Tunnel dell’Isca – Underwater Photo Days Punta Campanella

Il programma odierno prevedeva la sveglia alle 9, per recuperare dalle ore piccole di ieri sera, ma l’imprevista videochiamata alle 8:30 di mia figlia Lidia, che è in vacanza a Roma dagli zii, mi tiva giù dal letto con leggero anticipo. Approfitto così per far colazione,  accendere il computer, scaricare le foto dalla memory card e sistemarle con lightroom per pubblicarle sul blog. 
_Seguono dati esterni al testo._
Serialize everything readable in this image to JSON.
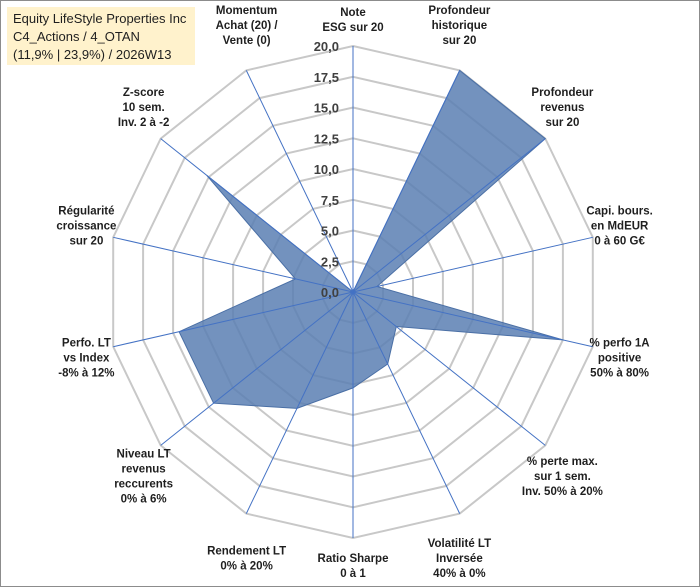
{
  "header": {
    "line1": "Equity LifeStyle Properties Inc",
    "line2": "C4_Actions / 4_OTAN",
    "line3": "(11,9% | 23,9%) / 2026W13"
  },
  "colors": {
    "fill": "#5b7fb3",
    "grid": "#c8c8c8",
    "spoke": "#4472c4",
    "title_bg": "#fff2cc"
  },
  "chart_data": {
    "type": "radar",
    "title": "Equity LifeStyle Properties Inc",
    "rmin": 0,
    "rmax": 20,
    "ticks": [
      "0,0",
      "2,5",
      "5,0",
      "7,5",
      "10,0",
      "12,5",
      "15,0",
      "17,5",
      "20,0"
    ],
    "tick_values": [
      0,
      2.5,
      5,
      7.5,
      10,
      12.5,
      15,
      17.5,
      20
    ],
    "axes": [
      {
        "lines": [
          "Note",
          "ESG sur 20"
        ],
        "value": 0
      },
      {
        "lines": [
          "Profondeur",
          "historique",
          "sur 20"
        ],
        "value": 20
      },
      {
        "lines": [
          "Profondeur",
          "revenus",
          "sur 20"
        ],
        "value": 20
      },
      {
        "lines": [
          "Capi. bours.",
          "en MdEUR",
          "0 à 60 G€"
        ],
        "value": 2
      },
      {
        "lines": [
          "% perfo 1A",
          "positive",
          "50% à 80%"
        ],
        "value": 17.5
      },
      {
        "lines": [
          "% perte max.",
          "sur 1 sem.",
          "Inv. 50% à 20%"
        ],
        "value": 4.5
      },
      {
        "lines": [
          "Volatilité LT",
          "Inversée",
          "40% à 0%"
        ],
        "value": 6.5
      },
      {
        "lines": [
          "Ratio Sharpe",
          "0 à 1"
        ],
        "value": 7.8
      },
      {
        "lines": [
          "Rendement LT",
          "0% à 20%"
        ],
        "value": 10.5
      },
      {
        "lines": [
          "Niveau LT",
          "revenus",
          "reccurents",
          "0% à 6%"
        ],
        "value": 14.5
      },
      {
        "lines": [
          "Perfo. LT",
          "vs Index",
          "-8% à 12%"
        ],
        "value": 14.5
      },
      {
        "lines": [
          "Régularité",
          "croissance",
          "sur 20"
        ],
        "value": 4.8
      },
      {
        "lines": [
          "Z-score",
          "10 sem.",
          "Inv. 2 à -2"
        ],
        "value": 15.2
      },
      {
        "lines": [
          "Momentum",
          "Achat (20) /",
          "Vente (0)"
        ],
        "value": 0
      }
    ]
  }
}
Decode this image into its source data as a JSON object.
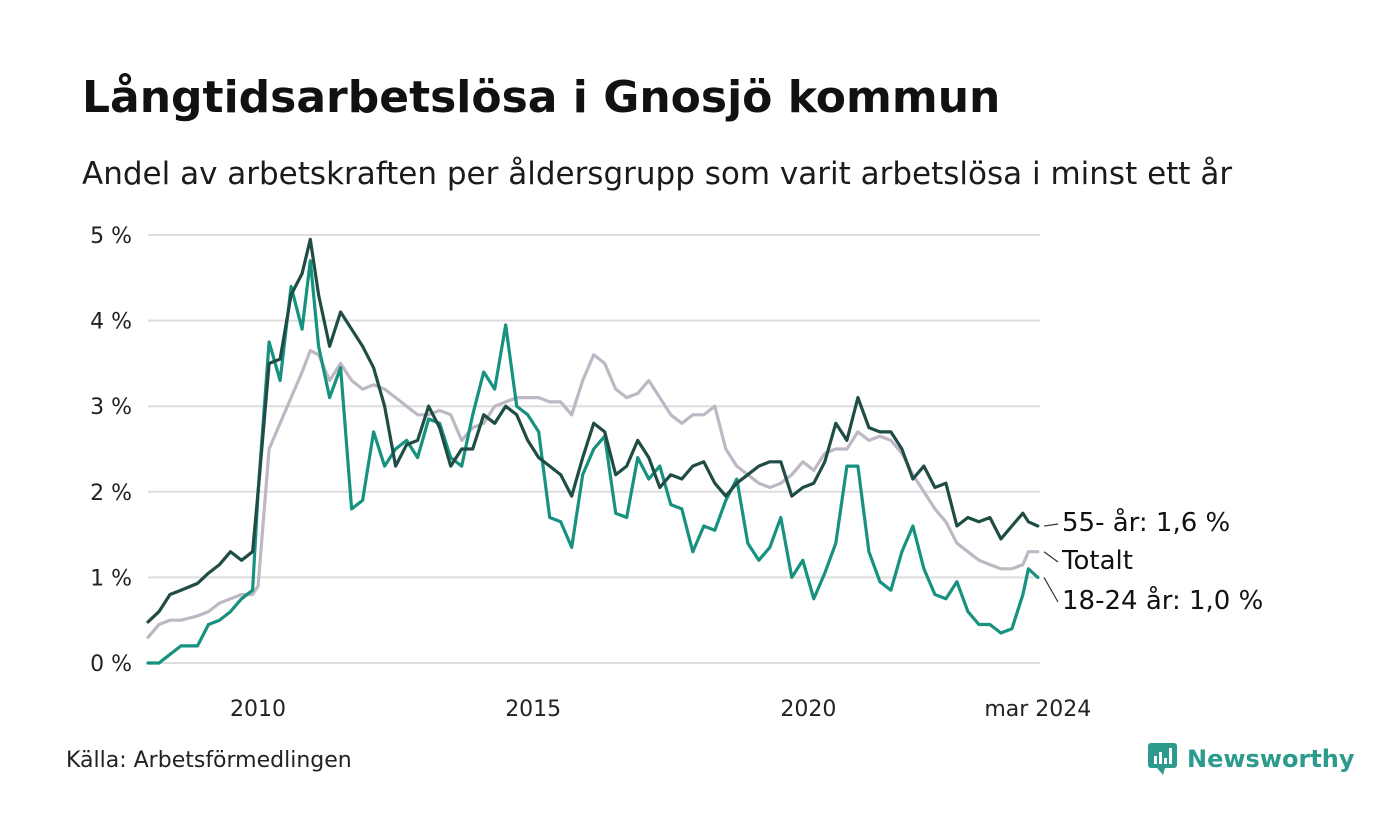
{
  "header": {
    "title": "Långtidsarbetslösa i Gnosjö kommun",
    "subtitle": "Andel av arbetskraften per åldersgrupp som varit arbetslösa i minst ett år"
  },
  "footer": {
    "source": "Källa: Arbetsförmedlingen",
    "brand": "Newsworthy"
  },
  "colors": {
    "age55": "#1f4d45",
    "total": "#bdb8c4",
    "age1824": "#16927f",
    "grid": "#dddddd"
  },
  "chart_data": {
    "type": "line",
    "title": "Långtidsarbetslösa i Gnosjö kommun",
    "xlabel": "",
    "ylabel": "",
    "ylim": [
      0,
      5
    ],
    "yticks": [
      0,
      1,
      2,
      3,
      4,
      5
    ],
    "ytick_labels": [
      "0 %",
      "1 %",
      "2 %",
      "3 %",
      "4 %",
      "5 %"
    ],
    "xlim": [
      2008.0,
      2024.21
    ],
    "xticks": [
      2010,
      2015,
      2020,
      2024.17
    ],
    "xtick_labels": [
      "2010",
      "2015",
      "2020",
      "mar 2024"
    ],
    "grid": true,
    "series": [
      {
        "name": "55- år",
        "end_label": "55- år: 1,6 %",
        "color_key": "age55",
        "x": [
          2008.0,
          2008.2,
          2008.4,
          2008.6,
          2008.9,
          2009.1,
          2009.3,
          2009.5,
          2009.7,
          2009.9,
          2010.0,
          2010.2,
          2010.4,
          2010.6,
          2010.8,
          2010.95,
          2011.1,
          2011.3,
          2011.5,
          2011.7,
          2011.9,
          2012.1,
          2012.3,
          2012.5,
          2012.7,
          2012.9,
          2013.1,
          2013.3,
          2013.5,
          2013.7,
          2013.9,
          2014.1,
          2014.3,
          2014.5,
          2014.7,
          2014.9,
          2015.1,
          2015.3,
          2015.5,
          2015.7,
          2015.9,
          2016.1,
          2016.3,
          2016.5,
          2016.7,
          2016.9,
          2017.1,
          2017.3,
          2017.5,
          2017.7,
          2017.9,
          2018.1,
          2018.3,
          2018.5,
          2018.7,
          2018.9,
          2019.1,
          2019.3,
          2019.5,
          2019.7,
          2019.9,
          2020.1,
          2020.3,
          2020.5,
          2020.7,
          2020.9,
          2021.1,
          2021.3,
          2021.5,
          2021.7,
          2021.9,
          2022.1,
          2022.3,
          2022.5,
          2022.7,
          2022.9,
          2023.1,
          2023.3,
          2023.5,
          2023.7,
          2023.9,
          2024.0,
          2024.17
        ],
        "values": [
          0.48,
          0.6,
          0.8,
          0.85,
          0.93,
          1.05,
          1.15,
          1.3,
          1.2,
          1.3,
          2.0,
          3.5,
          3.55,
          4.3,
          4.55,
          4.95,
          4.3,
          3.7,
          4.1,
          3.9,
          3.7,
          3.45,
          3.0,
          2.3,
          2.55,
          2.6,
          3.0,
          2.75,
          2.3,
          2.5,
          2.5,
          2.9,
          2.8,
          3.0,
          2.9,
          2.6,
          2.4,
          2.3,
          2.2,
          1.95,
          2.4,
          2.8,
          2.7,
          2.2,
          2.3,
          2.6,
          2.4,
          2.05,
          2.2,
          2.15,
          2.3,
          2.35,
          2.1,
          1.95,
          2.1,
          2.2,
          2.3,
          2.35,
          2.35,
          1.95,
          2.05,
          2.1,
          2.35,
          2.8,
          2.6,
          3.1,
          2.75,
          2.7,
          2.7,
          2.5,
          2.15,
          2.3,
          2.05,
          2.1,
          1.6,
          1.7,
          1.65,
          1.7,
          1.45,
          1.6,
          1.75,
          1.65,
          1.6
        ]
      },
      {
        "name": "Totalt",
        "end_label": "Totalt",
        "color_key": "total",
        "x": [
          2008.0,
          2008.2,
          2008.4,
          2008.6,
          2008.9,
          2009.1,
          2009.3,
          2009.5,
          2009.7,
          2009.9,
          2010.0,
          2010.2,
          2010.4,
          2010.6,
          2010.8,
          2010.95,
          2011.1,
          2011.3,
          2011.5,
          2011.7,
          2011.9,
          2012.1,
          2012.3,
          2012.5,
          2012.7,
          2012.9,
          2013.1,
          2013.3,
          2013.5,
          2013.7,
          2013.9,
          2014.1,
          2014.3,
          2014.5,
          2014.7,
          2014.9,
          2015.1,
          2015.3,
          2015.5,
          2015.7,
          2015.9,
          2016.1,
          2016.3,
          2016.5,
          2016.7,
          2016.9,
          2017.1,
          2017.3,
          2017.5,
          2017.7,
          2017.9,
          2018.1,
          2018.3,
          2018.5,
          2018.7,
          2018.9,
          2019.1,
          2019.3,
          2019.5,
          2019.7,
          2019.9,
          2020.1,
          2020.3,
          2020.5,
          2020.7,
          2020.9,
          2021.1,
          2021.3,
          2021.5,
          2021.7,
          2021.9,
          2022.1,
          2022.3,
          2022.5,
          2022.7,
          2022.9,
          2023.1,
          2023.3,
          2023.5,
          2023.7,
          2023.9,
          2024.0,
          2024.17
        ],
        "values": [
          0.3,
          0.45,
          0.5,
          0.5,
          0.55,
          0.6,
          0.7,
          0.75,
          0.8,
          0.8,
          0.9,
          2.5,
          2.8,
          3.1,
          3.4,
          3.65,
          3.6,
          3.3,
          3.5,
          3.3,
          3.2,
          3.25,
          3.2,
          3.1,
          3.0,
          2.9,
          2.9,
          2.95,
          2.9,
          2.6,
          2.75,
          2.8,
          3.0,
          3.05,
          3.1,
          3.1,
          3.1,
          3.05,
          3.05,
          2.9,
          3.3,
          3.6,
          3.5,
          3.2,
          3.1,
          3.15,
          3.3,
          3.1,
          2.9,
          2.8,
          2.9,
          2.9,
          3.0,
          2.5,
          2.3,
          2.2,
          2.1,
          2.05,
          2.1,
          2.2,
          2.35,
          2.25,
          2.45,
          2.5,
          2.5,
          2.7,
          2.6,
          2.65,
          2.6,
          2.45,
          2.2,
          2.0,
          1.8,
          1.65,
          1.4,
          1.3,
          1.2,
          1.15,
          1.1,
          1.1,
          1.15,
          1.3,
          1.3
        ]
      },
      {
        "name": "18-24 år",
        "end_label": "18-24 år: 1,0 %",
        "color_key": "age1824",
        "x": [
          2008.0,
          2008.2,
          2008.4,
          2008.6,
          2008.9,
          2009.1,
          2009.3,
          2009.5,
          2009.7,
          2009.9,
          2010.0,
          2010.2,
          2010.4,
          2010.6,
          2010.8,
          2010.95,
          2011.1,
          2011.3,
          2011.5,
          2011.7,
          2011.9,
          2012.1,
          2012.3,
          2012.5,
          2012.7,
          2012.9,
          2013.1,
          2013.3,
          2013.5,
          2013.7,
          2013.9,
          2014.1,
          2014.3,
          2014.5,
          2014.7,
          2014.9,
          2015.1,
          2015.3,
          2015.5,
          2015.7,
          2015.9,
          2016.1,
          2016.3,
          2016.5,
          2016.7,
          2016.9,
          2017.1,
          2017.3,
          2017.5,
          2017.7,
          2017.9,
          2018.1,
          2018.3,
          2018.5,
          2018.7,
          2018.9,
          2019.1,
          2019.3,
          2019.5,
          2019.7,
          2019.9,
          2020.1,
          2020.3,
          2020.5,
          2020.7,
          2020.9,
          2021.1,
          2021.3,
          2021.5,
          2021.7,
          2021.9,
          2022.1,
          2022.3,
          2022.5,
          2022.7,
          2022.9,
          2023.1,
          2023.3,
          2023.5,
          2023.7,
          2023.9,
          2024.0,
          2024.17
        ],
        "values": [
          0.0,
          0.0,
          0.1,
          0.2,
          0.2,
          0.45,
          0.5,
          0.6,
          0.75,
          0.85,
          2.0,
          3.75,
          3.3,
          4.4,
          3.9,
          4.7,
          3.7,
          3.1,
          3.45,
          1.8,
          1.9,
          2.7,
          2.3,
          2.5,
          2.6,
          2.4,
          2.85,
          2.8,
          2.4,
          2.3,
          2.9,
          3.4,
          3.2,
          3.95,
          3.0,
          2.9,
          2.7,
          1.7,
          1.65,
          1.35,
          2.2,
          2.5,
          2.65,
          1.75,
          1.7,
          2.4,
          2.15,
          2.3,
          1.85,
          1.8,
          1.3,
          1.6,
          1.55,
          1.9,
          2.15,
          1.4,
          1.2,
          1.35,
          1.7,
          1.0,
          1.2,
          0.75,
          1.05,
          1.4,
          2.3,
          2.3,
          1.3,
          0.95,
          0.85,
          1.3,
          1.6,
          1.1,
          0.8,
          0.75,
          0.95,
          0.6,
          0.45,
          0.45,
          0.35,
          0.4,
          0.8,
          1.1,
          1.0
        ]
      }
    ]
  }
}
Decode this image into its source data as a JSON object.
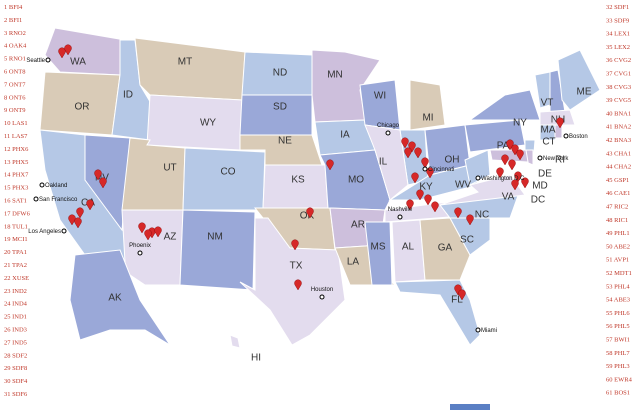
{
  "left_list": [
    "1 BFI4",
    "2 BFI1",
    "3 RNO2",
    "4 OAK4",
    "5 RNO1",
    "6 ONT8",
    "7 ONT7",
    "8 ONT6",
    "9 ONT9",
    "10 LAS1",
    "11 LAS7",
    "12 PHX6",
    "13 PHX5",
    "14 PHX7",
    "15 PHX3",
    "16 SAT1",
    "17 DFW6",
    "18 TUL1",
    "19 MCI1",
    "20 TPA1",
    "21 TPA2",
    "22 XUSE",
    "23 IND2",
    "24 IND4",
    "25 IND1",
    "26 IND3",
    "27 IND5",
    "28 SDF2",
    "29 SDF8",
    "30 SDF4",
    "31 SDF6"
  ],
  "right_list": [
    "32 SDF1",
    "33 SDF9",
    "34 LEX1",
    "35 LEX2",
    "36 CVG2",
    "37 CVG1",
    "38 CVG3",
    "39 CVG5",
    "40 BNA1",
    "41 BNA2",
    "42 BNA3",
    "43 CHA1",
    "44 CHA2",
    "45 GSP1",
    "46 CAE1",
    "47 RIC2",
    "48 RIC1",
    "49 PHL1",
    "50 ABE2",
    "51 AVP1",
    "52 MDT1",
    "53 PHL4",
    "54 ABE3",
    "55 PHL6",
    "56 PHL5",
    "57 BWI1",
    "58 PHL7",
    "59 PHL3",
    "60 EWR4",
    "61 BOS1"
  ],
  "states": [
    "WA",
    "OR",
    "CA",
    "NV",
    "ID",
    "MT",
    "WY",
    "UT",
    "CO",
    "AZ",
    "NM",
    "ND",
    "SD",
    "NE",
    "KS",
    "OK",
    "TX",
    "MN",
    "IA",
    "MO",
    "AR",
    "LA",
    "WI",
    "IL",
    "MI",
    "OH",
    "KY",
    "MS",
    "AL",
    "GA",
    "FL",
    "SC",
    "NC",
    "VA",
    "WV",
    "PA",
    "NY",
    "VT",
    "NH",
    "ME",
    "MA",
    "CT",
    "RI",
    "DE",
    "MD",
    "DC",
    "AK",
    "HI"
  ],
  "cities": [
    "Seattle",
    "Oakland",
    "San Francisco",
    "Los Angeles",
    "Phoenix",
    "Houston",
    "Chicago",
    "Cincinnati",
    "Nashville",
    "Washington D.C",
    "New York",
    "Boston",
    "Miami"
  ]
}
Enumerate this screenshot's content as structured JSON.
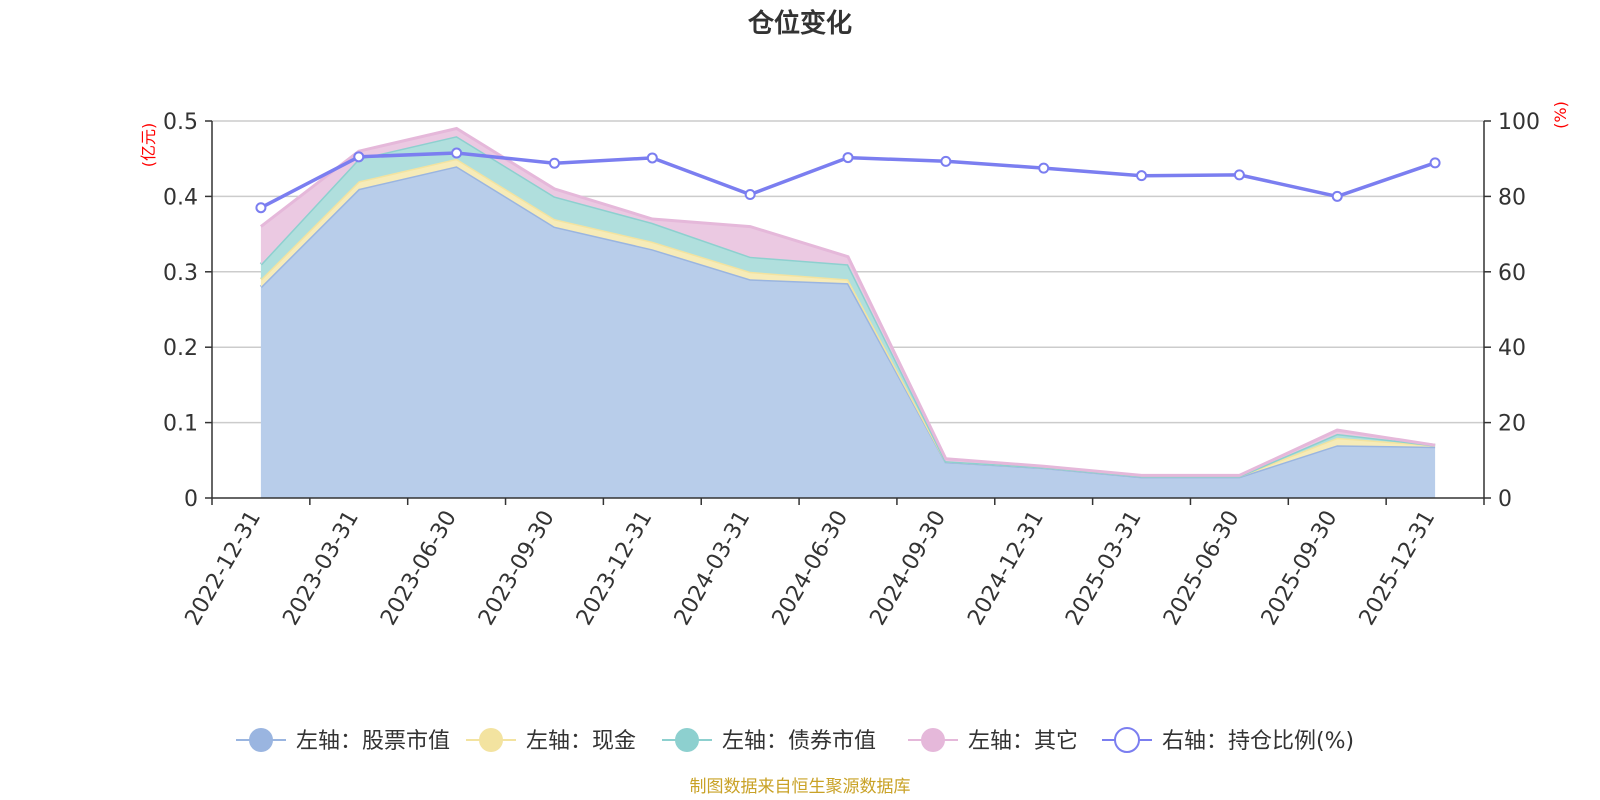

Alle 11 sono al Punta Campanella Diving Center con Pietro che mi ha portato un nuovo giocattolo da provare. Mi presta il suo mitico ed introvabile Nikonos RS 13 mm, obiettivo subacqueo vintage di gran valore. Pietro me lo monta sulla fotocamera ma quando accendo il Vacuum Sytem per mettere sotto vuoto lo scafandro, mi accorgo che la spia è fissa sul rosso … Pietro mi fa notare che è il segnale della batteria esausta, che va rimpiazzata. Qui nasce il problema … non ho la batteria di ricambio, non mi perdo d’animo e vado in tabaccheria a 100 metri di distanza ma non trovo ciò che cerco. Allora prendo lo scooter e raggiungo la piazza di Massa lubrense dove c’è un secondo rivenditore di tabacchi ma anche lì non trovo la batteria. Maledizione! Sono sconfortato al pensiero di dover lasciare all’asciutto la fotocamera, mentre ritorno verso il porto mi fermo ad un negozio di casalinghi dove c’è un’abbondanza di batterie CR2032! Ne compro una confezione e corro a prepararmi. E’ incredibile come attrezzature di migliaia di euro siano legate ad una batteria da 1,50 euro.    

Finalmente sono ok, usciamo in gommone con direzione Scoglio dell’Isca, raggiungiamo il punto d’immersione dopo una navigazione movimentata dalle onde delle centinaia di barche che sfrecciano nel Golfo. Entro nel Tunnel sommerso, l’acqua è torbida, mi dirigo subito alla spaccatura verticale, mi segue Ivana, le faccio segno di avanzare ma non avendo concordato nulla prima, con capisce il mio intento e si allontana pensando di doversi togliere dall’inquadratura. Proseguo a scattare foto con il Nikonos RS 13 mm approfittando di Edoardo e Pietro come modelli occasionali. Oggi ci sono tantissimi saraghi fasciati e sono più socievoli del solito, ma sempre pronti a mostrare la pinna caudale all’obiettivo del fotografo. Restiamo 60′ nella cavità con le “finestre” luminose prima di uscire all’esterno e risalire. Mentre eseguiamo la sosta di sicurezza, approfitto per farmi scattare una foto ricordo.

Rientriamo alle 15 al diving e sono affamato, mangio un cornetto gelato mentre smonto il 13 mm e sistemo tutte le attrezzature e recupero gli obiettivi ed oblò che ho prestato a Pietro e Gianluigi. Saluto tutti e rientro a casa in tempo per guardare la fine del GP d’Austria di F1 dove c’è la Ferrari di Charles Leclerc in prima posizione. Mentre seguo gli ultimi giri della corsa, mangio un bel piatto di pasta con le zucchine.